The Commonwealth Bank of Australia (CBA) has reported a 12.4% increase in profit for FY20, with the yellow bank posting AU$9.6 billion in statutory after-tax profit despite taking a hit from COVID-19.
"Overall, we're lucky that we came into this period in a very strong position so the bank's been able to operate very effectively during that time, but of course we have been impacted," CEO Matt Comyn said while delivering the bank's results.
Comyn said CBA's focus on technology helped.
"Technology, and specifically digital banking, has played an enormous role in the way we've served our customers, particularly over the last six months," he told shareholders.
"We've been able to leverage again the power of digital banking to reach as many of our customers as possible, to keep them updated and informed about what's been going on with the coronavirus."
During the pandemic, the bank managed over 1 million requests for help via its digital channels.
Operating income for CBA was AU$23.7 billion and operating expenses were just shy of AU$11 billion, driven mostly by higher staff and IT costs. The bank said IT expenses increased due to higher infrastructure costs and higher investment spend on risk and compliance.
The bank said it "quickly scaled" to allow 39,000 of its staff and contractors to work remotely.
Following Comyn last month sharing his vision for the yellow bank, one that provides the best digital experience in Australia "bar none", CBA told shareholders much the same, that it was focusing on six areas to provide the best experience possible to customers.

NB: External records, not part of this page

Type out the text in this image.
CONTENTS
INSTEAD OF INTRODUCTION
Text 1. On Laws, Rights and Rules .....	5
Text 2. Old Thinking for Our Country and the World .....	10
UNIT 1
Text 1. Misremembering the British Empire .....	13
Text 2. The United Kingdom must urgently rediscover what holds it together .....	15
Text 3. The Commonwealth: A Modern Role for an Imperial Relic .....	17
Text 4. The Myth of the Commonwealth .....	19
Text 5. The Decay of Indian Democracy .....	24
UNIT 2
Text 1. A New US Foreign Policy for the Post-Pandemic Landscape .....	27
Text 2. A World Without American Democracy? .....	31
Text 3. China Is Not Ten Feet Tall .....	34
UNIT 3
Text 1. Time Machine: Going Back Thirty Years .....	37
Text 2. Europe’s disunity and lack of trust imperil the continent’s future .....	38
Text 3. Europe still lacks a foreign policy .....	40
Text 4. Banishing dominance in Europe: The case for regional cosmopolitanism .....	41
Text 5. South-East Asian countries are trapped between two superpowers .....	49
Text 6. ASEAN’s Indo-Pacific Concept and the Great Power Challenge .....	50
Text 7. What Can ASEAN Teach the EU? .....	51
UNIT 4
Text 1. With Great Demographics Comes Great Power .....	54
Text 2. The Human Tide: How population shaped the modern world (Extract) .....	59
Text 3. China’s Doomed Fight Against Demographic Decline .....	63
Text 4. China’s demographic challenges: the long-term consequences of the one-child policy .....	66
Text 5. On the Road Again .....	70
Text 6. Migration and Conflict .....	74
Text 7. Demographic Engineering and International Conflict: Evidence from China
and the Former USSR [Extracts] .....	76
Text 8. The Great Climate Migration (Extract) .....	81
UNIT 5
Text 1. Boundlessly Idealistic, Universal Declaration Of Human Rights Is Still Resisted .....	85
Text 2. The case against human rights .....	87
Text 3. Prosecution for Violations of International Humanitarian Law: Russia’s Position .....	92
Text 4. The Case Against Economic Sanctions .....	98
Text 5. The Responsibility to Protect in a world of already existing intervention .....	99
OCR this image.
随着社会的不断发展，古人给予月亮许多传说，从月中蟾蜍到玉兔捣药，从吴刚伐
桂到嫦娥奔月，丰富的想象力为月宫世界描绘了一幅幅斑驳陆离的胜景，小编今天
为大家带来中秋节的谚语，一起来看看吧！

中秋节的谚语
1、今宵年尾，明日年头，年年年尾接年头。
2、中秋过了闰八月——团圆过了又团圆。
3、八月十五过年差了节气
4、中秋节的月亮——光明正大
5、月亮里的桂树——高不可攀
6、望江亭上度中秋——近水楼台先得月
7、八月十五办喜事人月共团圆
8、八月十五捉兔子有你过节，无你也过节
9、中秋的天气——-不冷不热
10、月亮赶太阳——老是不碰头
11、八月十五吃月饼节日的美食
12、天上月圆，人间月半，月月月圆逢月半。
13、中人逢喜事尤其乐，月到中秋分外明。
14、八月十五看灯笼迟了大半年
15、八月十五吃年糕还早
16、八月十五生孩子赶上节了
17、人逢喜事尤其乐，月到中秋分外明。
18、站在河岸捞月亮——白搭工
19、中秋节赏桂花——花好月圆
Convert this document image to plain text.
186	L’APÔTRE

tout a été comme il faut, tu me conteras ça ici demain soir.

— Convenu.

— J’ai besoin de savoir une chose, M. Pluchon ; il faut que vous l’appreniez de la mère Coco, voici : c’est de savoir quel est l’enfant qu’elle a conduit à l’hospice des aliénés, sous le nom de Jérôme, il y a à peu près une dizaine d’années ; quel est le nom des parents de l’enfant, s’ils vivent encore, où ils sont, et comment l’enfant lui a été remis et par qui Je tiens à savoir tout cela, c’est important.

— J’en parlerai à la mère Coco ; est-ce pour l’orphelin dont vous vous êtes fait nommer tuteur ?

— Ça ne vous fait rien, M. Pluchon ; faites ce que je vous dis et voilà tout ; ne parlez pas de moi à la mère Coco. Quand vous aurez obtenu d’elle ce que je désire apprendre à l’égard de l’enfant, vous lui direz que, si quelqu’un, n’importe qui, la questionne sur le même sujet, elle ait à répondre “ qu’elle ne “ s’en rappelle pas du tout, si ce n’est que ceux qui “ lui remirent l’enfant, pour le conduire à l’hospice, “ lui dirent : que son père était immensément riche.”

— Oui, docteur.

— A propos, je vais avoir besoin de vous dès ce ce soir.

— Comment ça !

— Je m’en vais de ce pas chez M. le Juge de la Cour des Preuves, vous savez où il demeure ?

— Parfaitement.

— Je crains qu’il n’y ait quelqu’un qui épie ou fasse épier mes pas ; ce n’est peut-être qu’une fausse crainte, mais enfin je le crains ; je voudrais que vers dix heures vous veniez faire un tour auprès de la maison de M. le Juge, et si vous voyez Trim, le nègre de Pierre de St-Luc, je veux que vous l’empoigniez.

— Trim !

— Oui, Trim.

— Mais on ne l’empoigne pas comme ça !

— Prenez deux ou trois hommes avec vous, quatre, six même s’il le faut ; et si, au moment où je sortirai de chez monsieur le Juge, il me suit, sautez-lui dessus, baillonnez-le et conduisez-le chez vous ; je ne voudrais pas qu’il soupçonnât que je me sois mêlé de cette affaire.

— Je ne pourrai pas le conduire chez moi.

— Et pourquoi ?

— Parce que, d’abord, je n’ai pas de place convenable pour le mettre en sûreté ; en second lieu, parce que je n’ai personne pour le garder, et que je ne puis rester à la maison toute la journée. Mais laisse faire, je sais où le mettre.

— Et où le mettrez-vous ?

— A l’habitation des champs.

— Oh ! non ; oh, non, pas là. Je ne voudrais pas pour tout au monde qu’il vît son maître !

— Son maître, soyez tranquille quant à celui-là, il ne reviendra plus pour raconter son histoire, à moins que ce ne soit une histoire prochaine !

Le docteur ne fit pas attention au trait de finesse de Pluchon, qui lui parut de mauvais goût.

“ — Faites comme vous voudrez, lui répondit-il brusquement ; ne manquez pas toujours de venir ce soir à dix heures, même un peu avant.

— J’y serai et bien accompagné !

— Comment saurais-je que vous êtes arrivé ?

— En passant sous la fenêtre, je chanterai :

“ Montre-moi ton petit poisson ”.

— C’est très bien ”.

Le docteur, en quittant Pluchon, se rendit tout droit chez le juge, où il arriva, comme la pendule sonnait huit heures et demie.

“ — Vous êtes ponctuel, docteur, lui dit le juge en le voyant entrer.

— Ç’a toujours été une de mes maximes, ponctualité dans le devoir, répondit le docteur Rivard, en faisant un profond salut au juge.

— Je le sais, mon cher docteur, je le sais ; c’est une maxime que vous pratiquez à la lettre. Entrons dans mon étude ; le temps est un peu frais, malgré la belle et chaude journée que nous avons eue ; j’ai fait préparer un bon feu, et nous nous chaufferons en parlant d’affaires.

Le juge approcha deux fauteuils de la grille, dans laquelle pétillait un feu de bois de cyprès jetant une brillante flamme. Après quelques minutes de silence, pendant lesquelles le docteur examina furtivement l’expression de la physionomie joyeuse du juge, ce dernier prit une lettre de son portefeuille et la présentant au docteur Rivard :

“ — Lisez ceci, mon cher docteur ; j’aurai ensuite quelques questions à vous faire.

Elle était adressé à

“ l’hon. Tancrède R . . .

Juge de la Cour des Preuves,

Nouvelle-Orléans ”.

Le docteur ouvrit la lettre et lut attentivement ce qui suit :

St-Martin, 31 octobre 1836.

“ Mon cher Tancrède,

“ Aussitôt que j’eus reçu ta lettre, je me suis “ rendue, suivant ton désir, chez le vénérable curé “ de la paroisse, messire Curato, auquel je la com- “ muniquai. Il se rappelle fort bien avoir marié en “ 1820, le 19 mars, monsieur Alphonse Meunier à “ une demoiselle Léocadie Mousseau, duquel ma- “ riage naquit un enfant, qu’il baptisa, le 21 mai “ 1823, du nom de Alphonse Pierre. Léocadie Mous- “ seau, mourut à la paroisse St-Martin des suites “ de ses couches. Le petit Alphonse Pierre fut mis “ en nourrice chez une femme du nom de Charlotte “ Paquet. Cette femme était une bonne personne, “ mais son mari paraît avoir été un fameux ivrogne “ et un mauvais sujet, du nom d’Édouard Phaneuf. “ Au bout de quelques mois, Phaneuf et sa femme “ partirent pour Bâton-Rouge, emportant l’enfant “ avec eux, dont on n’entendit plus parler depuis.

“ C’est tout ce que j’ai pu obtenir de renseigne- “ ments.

The first, "deep personalisation", sees CBA tailor in-app experiences for customers, powered by its Customer Engagement Engine and using data to "enhance financial wellbeing". The second is focused on partnering to deliver "integrated digital experiences", with another seeing the bank partner with global "leaders".
"Digitising end-to-end" will see the bank transition more functions to a digital method, "intelligent protection" is aiming to provide a 100% security guarantee, and under "resilient, modern platforms", CBA is looking to have over 95% of its apps in the cloud over the next five to seven years.
CBA said it is still delivering on the 176 milestones of the Australian Prudential Regulation Authority's (APRA) Remedial Action Plan, saying previously it was looking at how it could use data "the right way" to restore customer trust.
It's also still working on addressing issues that came out of the Banking Royal Commission, and is continuing to strengthen its capabilities to address financial crime, it said.
CBA's New Zealand arm, ASB, reported a 20% decrease of its cash net profit, coming in at NZ$967 million.